Greeks shoot down SAE bid

Apr 022007
Authors: Vimal Patel

As the Inter-fraternity Council president tore up pieces of scrap paper and shuffled them to members of the Greek panel, Taylor Barnett gulped a swig of bottled water, his leg nervously shaking.

“This is killing me,” he said softly on Monday afternoon in the Senate chamber of the Lory Student Center.

Barnett is vice president of the ousted Sigma Alpha Epsilon fraternity, and the pieces of scrap paper were going to decide the fate of the embattled group through an IFC vote.

They needed 3/4 of the vote to become a “colony” and be on the road to eventual full re-instatement as a CSU fraternity.

They didn’t get it.

By how much is unknown; the ballot was secret and will remain such, said Jarred Quintana, IFC president.

David Sparling, president of SAE, said the next step now is evaluating the concerns other fraternities had.

“We just want to take a moment and step back and find out what some of their reservations were in not reinstating us,” he said, “and we want to address those reservations.”

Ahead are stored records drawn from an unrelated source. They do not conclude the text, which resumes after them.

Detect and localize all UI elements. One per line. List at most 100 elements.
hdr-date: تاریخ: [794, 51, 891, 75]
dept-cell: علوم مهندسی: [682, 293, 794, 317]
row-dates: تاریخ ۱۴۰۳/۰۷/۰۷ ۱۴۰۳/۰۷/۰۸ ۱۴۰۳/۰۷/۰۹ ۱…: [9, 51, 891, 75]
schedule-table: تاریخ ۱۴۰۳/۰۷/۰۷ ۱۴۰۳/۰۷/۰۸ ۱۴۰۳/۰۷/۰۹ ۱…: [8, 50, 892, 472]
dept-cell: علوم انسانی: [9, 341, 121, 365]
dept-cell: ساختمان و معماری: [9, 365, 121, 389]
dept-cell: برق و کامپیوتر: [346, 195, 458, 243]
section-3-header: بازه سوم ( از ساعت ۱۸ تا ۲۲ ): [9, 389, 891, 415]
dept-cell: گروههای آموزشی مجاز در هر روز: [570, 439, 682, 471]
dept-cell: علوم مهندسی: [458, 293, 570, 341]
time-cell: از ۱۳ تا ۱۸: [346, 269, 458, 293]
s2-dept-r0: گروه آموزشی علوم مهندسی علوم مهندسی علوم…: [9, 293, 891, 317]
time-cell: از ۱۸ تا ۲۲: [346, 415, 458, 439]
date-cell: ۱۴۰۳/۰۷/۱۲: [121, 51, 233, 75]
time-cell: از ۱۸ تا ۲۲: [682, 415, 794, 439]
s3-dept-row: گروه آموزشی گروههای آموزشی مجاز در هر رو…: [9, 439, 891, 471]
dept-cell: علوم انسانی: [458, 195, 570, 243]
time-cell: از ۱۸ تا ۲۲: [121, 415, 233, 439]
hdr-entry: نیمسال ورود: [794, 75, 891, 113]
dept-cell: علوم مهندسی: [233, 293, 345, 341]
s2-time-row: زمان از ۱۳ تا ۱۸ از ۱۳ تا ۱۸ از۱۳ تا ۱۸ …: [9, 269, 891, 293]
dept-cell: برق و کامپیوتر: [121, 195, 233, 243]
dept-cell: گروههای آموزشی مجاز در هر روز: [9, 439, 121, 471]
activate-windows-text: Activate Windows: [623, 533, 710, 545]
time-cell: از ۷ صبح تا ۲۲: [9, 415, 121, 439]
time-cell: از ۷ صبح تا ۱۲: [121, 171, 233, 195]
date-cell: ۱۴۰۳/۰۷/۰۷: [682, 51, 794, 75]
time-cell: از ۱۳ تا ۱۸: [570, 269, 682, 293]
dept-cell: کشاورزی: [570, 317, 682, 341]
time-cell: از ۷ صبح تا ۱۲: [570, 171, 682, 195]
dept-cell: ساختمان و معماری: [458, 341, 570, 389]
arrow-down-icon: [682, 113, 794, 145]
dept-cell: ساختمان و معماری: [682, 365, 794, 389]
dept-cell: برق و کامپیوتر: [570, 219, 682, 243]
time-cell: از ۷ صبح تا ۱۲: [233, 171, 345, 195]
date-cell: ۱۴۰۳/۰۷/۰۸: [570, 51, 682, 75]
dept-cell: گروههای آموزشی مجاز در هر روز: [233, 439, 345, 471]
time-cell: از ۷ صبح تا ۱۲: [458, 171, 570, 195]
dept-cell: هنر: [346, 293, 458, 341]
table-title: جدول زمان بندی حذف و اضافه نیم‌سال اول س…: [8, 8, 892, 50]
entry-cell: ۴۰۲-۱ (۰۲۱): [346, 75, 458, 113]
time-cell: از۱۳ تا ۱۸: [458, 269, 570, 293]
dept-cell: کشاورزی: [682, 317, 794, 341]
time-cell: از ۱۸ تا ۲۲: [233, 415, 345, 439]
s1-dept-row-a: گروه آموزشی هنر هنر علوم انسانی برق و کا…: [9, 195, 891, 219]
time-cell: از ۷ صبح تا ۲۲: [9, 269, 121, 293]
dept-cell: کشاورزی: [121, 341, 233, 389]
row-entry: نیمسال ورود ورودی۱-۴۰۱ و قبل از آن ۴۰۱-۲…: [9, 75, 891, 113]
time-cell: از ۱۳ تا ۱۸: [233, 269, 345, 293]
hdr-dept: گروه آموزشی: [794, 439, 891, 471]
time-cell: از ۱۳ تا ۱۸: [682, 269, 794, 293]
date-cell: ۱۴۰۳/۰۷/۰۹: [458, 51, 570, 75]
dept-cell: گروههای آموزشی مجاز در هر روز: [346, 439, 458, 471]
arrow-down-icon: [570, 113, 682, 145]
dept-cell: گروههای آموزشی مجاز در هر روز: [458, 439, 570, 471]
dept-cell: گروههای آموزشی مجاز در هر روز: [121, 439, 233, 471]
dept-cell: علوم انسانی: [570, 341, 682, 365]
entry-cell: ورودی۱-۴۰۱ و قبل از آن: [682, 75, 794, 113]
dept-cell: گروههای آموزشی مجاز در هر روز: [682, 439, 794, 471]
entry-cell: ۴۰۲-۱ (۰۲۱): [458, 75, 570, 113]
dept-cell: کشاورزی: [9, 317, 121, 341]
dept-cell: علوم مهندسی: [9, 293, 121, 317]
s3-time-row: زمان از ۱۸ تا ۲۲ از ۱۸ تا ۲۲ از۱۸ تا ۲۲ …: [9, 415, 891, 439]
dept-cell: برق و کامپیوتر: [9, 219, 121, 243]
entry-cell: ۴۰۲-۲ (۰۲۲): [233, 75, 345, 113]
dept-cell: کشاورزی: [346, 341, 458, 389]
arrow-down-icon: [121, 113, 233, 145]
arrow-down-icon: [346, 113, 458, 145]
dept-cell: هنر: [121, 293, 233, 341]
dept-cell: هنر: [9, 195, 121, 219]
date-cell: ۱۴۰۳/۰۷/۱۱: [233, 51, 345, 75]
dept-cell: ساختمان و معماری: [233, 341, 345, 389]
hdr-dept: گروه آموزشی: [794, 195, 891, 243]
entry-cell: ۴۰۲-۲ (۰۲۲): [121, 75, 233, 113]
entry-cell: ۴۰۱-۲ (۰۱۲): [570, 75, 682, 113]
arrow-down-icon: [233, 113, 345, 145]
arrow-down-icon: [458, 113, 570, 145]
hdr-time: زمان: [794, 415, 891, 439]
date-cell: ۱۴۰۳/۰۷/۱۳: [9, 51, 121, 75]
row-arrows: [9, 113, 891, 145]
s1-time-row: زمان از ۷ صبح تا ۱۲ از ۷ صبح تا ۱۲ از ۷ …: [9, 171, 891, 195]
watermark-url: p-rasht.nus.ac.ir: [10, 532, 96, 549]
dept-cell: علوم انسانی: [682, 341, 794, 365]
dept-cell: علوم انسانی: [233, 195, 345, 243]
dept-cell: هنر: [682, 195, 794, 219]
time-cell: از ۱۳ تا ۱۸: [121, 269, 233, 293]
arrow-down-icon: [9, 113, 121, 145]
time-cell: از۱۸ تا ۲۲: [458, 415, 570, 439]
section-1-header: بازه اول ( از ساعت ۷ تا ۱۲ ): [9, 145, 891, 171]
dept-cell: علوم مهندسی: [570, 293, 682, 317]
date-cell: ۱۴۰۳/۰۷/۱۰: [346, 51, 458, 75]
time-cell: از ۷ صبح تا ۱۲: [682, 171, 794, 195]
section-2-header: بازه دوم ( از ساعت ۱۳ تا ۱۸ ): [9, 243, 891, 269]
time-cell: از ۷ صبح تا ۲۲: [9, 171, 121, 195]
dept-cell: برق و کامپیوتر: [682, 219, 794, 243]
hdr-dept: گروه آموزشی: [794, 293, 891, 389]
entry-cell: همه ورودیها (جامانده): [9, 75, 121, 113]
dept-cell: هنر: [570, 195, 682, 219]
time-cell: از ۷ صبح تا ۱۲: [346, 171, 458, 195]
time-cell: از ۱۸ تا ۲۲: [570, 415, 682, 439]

SAE lost university recognition in October after a booze-fueled party in which a 17-year-old freshman girl nearly died of alcohol poisoning, according to a university report.

The members of the fraternity were forced to move out of their golden-lions adorned house on 306 W. Laurel St.

The house is now boarded up, and the lions have been torn off – one stolen and one under the safe watch of an alumnus after being ripped out and left on the porch.

The fraternity has still been working with national headquarters, which placed SAE’s decision-making authority in the hands of an alumni advisory board.

The alumni board evaluated individual members and decided to keep only eight out of 34 members before the alcohol incident, Sparling said.

“It was unfortunate but very necessary,” he said of the weeding out process.

Chris Smith, the president of the fraternity at the time of the alcohol incident, is no longer a member of the group. It’s unclear why, as internal decisions about members isn’t public knowledge.

Colonies are officially recognized by the IFC and the university, can participate in many of the same activities as fraternities and sororities, and are on the path to eventually becoming full-fledged fraternities or sororities.

“The goal in the long run is to reestablish the partnership with the university,” said Brandon Weghorst, a spokesman for SAE national headquarters.